It’s estimated that, in an entire data center, the actual IT systems account for 45 percent of energy use, and power and cooling apparatuses account for 55 percent, Verdesca said. It’s also estimated that only 20 percent of an IT system is being used, and the remaining 80 percent is not being used.
“Seizing control of the wasted spaces in systems” is a step in the right direction, he said.
There are things you can start doing right way to “go green” in your schools, said Darrell Walery, director of technology for the Consolidated High School District 230 in Illinois. He added: “A lot of the things, you’re already doing.”
Walery’s district makes use of conference calling and online meetings to save on gas consumption and paper costs, and the district is upgrading certain online communications channels to save on these expenses as well.
The district is using an intranet and Microsoft SharePoint technology for posting information, which helps reduce the amount of storage space employees need on their individual machines and cuts down on the number of eMail messages that are printed out, Walery said.
“We’re educating our users to…think about doing things a little bit differently,” he added.
Using server virtualization technology, the district has consolidated 11 servers onto two hard boxes, and all its computers are shut down at a specified time. In addition, all monitors go into “sleep” mode after 20 minutes to reduce power consumption.
“Many [solutions] have very little or no cost and just require behavior changes, so your district can start doing things in a slightly different way,” he said.

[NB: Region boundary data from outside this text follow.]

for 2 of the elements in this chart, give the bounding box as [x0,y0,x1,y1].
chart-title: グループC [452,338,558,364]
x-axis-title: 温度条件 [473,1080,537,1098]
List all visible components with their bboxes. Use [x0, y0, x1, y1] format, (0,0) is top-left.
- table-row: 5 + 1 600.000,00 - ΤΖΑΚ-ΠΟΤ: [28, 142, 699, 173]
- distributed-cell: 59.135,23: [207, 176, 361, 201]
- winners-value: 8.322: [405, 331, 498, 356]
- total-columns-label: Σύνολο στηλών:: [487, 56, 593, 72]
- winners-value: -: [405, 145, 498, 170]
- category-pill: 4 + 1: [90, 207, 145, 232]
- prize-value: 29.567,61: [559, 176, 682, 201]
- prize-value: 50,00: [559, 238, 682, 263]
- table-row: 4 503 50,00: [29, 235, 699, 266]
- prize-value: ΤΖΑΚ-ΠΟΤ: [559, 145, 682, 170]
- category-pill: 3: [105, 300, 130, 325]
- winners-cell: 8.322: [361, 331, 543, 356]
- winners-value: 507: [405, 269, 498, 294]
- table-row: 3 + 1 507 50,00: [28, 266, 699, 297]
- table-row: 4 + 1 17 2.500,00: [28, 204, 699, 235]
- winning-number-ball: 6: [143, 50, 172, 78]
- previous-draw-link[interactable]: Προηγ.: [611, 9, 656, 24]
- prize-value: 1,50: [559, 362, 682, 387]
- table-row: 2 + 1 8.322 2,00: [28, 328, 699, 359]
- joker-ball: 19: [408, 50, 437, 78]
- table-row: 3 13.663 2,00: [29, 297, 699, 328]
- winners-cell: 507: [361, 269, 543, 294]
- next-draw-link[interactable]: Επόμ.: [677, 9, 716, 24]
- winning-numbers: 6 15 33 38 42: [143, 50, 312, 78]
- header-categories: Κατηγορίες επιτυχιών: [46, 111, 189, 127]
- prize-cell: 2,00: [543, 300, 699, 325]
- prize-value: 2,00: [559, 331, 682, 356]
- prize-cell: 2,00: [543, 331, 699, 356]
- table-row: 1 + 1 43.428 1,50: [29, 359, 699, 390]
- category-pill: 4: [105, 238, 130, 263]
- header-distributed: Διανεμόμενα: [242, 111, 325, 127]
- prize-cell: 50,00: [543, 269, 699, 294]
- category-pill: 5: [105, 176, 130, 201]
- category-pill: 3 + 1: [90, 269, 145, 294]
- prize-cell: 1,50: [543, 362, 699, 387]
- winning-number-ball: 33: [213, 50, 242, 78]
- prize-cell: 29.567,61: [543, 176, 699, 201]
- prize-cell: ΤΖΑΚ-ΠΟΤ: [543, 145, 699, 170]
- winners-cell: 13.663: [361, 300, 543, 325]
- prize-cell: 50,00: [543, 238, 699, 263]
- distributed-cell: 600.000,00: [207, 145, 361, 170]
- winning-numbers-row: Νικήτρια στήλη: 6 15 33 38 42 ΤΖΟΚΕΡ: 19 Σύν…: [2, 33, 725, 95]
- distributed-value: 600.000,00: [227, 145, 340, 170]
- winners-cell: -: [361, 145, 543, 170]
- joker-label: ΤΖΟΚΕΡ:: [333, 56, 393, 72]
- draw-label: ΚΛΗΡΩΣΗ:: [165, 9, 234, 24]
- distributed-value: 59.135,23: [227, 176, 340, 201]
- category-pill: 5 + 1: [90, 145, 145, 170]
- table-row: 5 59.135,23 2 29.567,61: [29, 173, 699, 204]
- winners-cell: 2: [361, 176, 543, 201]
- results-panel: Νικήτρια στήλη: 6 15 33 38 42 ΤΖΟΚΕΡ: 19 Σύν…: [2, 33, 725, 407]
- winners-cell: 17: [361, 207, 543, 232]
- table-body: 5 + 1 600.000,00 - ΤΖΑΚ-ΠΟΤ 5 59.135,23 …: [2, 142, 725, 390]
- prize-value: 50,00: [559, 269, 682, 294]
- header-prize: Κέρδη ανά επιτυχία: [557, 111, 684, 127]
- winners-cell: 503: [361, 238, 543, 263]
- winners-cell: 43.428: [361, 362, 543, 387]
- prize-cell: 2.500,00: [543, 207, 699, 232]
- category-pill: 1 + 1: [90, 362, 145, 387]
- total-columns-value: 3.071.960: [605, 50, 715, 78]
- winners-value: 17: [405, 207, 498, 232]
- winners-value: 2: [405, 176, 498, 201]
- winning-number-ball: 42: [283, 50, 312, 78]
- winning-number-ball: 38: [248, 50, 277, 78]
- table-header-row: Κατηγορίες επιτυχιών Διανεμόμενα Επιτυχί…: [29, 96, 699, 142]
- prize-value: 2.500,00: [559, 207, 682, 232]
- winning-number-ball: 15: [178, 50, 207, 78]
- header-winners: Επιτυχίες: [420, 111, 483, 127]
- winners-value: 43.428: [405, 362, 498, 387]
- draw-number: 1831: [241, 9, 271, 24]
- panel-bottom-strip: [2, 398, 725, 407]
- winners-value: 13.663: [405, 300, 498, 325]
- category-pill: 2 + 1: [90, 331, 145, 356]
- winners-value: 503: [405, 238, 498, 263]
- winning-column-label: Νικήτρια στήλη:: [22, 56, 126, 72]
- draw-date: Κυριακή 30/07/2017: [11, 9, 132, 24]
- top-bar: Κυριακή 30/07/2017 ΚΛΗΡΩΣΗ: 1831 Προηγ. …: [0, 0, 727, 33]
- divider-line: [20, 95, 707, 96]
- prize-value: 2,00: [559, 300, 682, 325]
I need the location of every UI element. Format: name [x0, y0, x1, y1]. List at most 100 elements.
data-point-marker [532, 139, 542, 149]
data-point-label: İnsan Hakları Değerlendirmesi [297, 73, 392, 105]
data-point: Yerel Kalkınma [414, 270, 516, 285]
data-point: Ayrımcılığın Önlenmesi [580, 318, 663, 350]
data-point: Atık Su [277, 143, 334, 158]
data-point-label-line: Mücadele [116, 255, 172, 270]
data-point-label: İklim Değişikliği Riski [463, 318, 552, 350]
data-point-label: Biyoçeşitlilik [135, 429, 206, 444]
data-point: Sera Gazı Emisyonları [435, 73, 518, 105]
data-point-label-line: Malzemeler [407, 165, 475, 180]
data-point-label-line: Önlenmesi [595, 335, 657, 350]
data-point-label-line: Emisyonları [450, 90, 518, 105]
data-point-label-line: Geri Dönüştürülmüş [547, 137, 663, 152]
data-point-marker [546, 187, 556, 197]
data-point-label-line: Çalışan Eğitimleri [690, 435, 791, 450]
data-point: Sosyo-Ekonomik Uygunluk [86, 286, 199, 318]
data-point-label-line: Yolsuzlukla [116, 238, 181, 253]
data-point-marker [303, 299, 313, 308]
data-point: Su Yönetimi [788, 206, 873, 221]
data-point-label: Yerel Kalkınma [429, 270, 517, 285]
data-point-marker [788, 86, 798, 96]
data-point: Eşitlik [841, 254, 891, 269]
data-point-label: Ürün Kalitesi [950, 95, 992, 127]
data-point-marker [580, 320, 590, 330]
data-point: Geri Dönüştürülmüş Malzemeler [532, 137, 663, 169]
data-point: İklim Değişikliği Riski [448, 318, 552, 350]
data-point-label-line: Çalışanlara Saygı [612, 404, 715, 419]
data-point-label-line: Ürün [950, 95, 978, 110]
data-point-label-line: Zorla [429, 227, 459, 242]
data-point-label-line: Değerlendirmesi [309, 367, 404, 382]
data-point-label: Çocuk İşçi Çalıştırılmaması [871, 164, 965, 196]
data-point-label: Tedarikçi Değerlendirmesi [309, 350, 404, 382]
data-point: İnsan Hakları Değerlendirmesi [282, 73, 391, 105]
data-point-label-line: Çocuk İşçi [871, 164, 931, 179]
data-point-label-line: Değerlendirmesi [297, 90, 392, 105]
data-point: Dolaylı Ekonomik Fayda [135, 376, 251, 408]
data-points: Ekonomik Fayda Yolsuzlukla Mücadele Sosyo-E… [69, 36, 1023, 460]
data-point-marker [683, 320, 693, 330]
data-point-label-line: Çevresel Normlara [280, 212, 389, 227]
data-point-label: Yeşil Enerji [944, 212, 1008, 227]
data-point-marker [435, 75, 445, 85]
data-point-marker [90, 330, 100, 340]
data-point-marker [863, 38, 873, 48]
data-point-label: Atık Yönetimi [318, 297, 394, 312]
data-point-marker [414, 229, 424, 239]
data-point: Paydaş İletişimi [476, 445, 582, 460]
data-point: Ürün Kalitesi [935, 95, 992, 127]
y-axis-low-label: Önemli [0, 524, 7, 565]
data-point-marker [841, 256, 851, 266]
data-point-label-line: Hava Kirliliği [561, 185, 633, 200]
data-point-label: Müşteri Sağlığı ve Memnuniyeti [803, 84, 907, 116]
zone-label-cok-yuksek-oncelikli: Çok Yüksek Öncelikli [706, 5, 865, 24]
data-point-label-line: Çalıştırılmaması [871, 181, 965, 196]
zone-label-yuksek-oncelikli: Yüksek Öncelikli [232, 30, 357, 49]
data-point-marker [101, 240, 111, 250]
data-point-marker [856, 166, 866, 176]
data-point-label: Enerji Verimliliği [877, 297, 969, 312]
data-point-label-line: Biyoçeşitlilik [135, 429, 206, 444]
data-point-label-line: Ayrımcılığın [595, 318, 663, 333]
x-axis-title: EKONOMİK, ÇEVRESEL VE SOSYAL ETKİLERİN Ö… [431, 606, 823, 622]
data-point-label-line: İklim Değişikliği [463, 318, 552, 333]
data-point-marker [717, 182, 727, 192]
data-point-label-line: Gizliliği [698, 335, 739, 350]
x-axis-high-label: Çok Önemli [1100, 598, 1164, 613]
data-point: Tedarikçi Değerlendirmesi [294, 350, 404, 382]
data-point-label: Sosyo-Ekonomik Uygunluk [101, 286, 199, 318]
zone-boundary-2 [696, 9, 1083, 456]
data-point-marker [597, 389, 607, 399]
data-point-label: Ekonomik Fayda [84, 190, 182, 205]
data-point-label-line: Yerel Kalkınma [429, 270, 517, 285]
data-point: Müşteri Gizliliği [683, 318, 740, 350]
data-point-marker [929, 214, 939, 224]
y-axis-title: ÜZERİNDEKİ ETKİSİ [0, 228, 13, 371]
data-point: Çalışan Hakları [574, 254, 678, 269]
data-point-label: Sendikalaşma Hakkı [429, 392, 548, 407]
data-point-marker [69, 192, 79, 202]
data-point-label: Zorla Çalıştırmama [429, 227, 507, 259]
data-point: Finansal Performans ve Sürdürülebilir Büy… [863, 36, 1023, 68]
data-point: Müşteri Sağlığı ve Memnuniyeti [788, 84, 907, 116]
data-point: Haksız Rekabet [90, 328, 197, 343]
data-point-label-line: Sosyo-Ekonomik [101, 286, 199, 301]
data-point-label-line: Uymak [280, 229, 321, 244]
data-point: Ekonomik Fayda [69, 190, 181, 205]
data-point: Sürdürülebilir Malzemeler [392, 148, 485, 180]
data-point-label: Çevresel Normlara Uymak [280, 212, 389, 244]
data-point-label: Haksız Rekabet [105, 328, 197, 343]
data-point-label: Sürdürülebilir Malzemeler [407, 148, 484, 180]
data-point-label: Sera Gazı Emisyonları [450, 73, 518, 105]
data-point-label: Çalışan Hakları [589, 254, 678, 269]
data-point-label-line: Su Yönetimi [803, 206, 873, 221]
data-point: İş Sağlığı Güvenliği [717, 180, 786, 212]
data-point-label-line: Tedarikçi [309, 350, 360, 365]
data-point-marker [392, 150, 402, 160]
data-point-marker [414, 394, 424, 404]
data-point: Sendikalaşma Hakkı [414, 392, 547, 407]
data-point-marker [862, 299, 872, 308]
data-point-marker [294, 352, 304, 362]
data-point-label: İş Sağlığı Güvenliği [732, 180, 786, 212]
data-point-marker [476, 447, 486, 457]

Converging various IT systems on a single district network can save on energy costs, said Jim Schul, chief information officer for the Harris County, Texas, Department of Education. And internet-based instruction is another “green” option for schools.
“Virtual delivery is now taking off, and not just in the professional development area, but also in classrooms, which we’re very excited about,” Schul said.
Opting for virtual instruction could prompt districts to reconsider their school construction and building-size needs, he said.
For example, a fully equipped school that houses 2,000 to 3,000 students can cost upwards of $100 million. “If we start to virtualize a lot of our instruction, we might not need a $100 million high school–maybe we need a $75 million high school, because all of our students might not be present at the same time, meaning [we could reduce our] heating and cooling, maintenance, bus, and other energy costs,” he said.
Rural schools in particular are affected by today’s high gas prices and energy costs, because some students might ride an hour or longer on their way to school. Provided that students have access to technology at home, virtual schooling can help cut gas and electricity consumption, Schul said.
Texas recently passed a law requiring school districts to reduce their energy bills by 5 percent, and the panelists urged school leaders to begin implementing energy-saving plans so they can lead by example and be prepared if, or when, other states begin imposing similar energy-usage mandates.
“Going green is a long-term investment. …Who knows how high energy costs will be 20 years from now?” Schul said. “Think out of the box for eco-friendliness.”
“It’s just a matter of education and letting people know there’s a different way to do things,” Walery said.
“Education is critical in this whole area,” Verdesca agreed.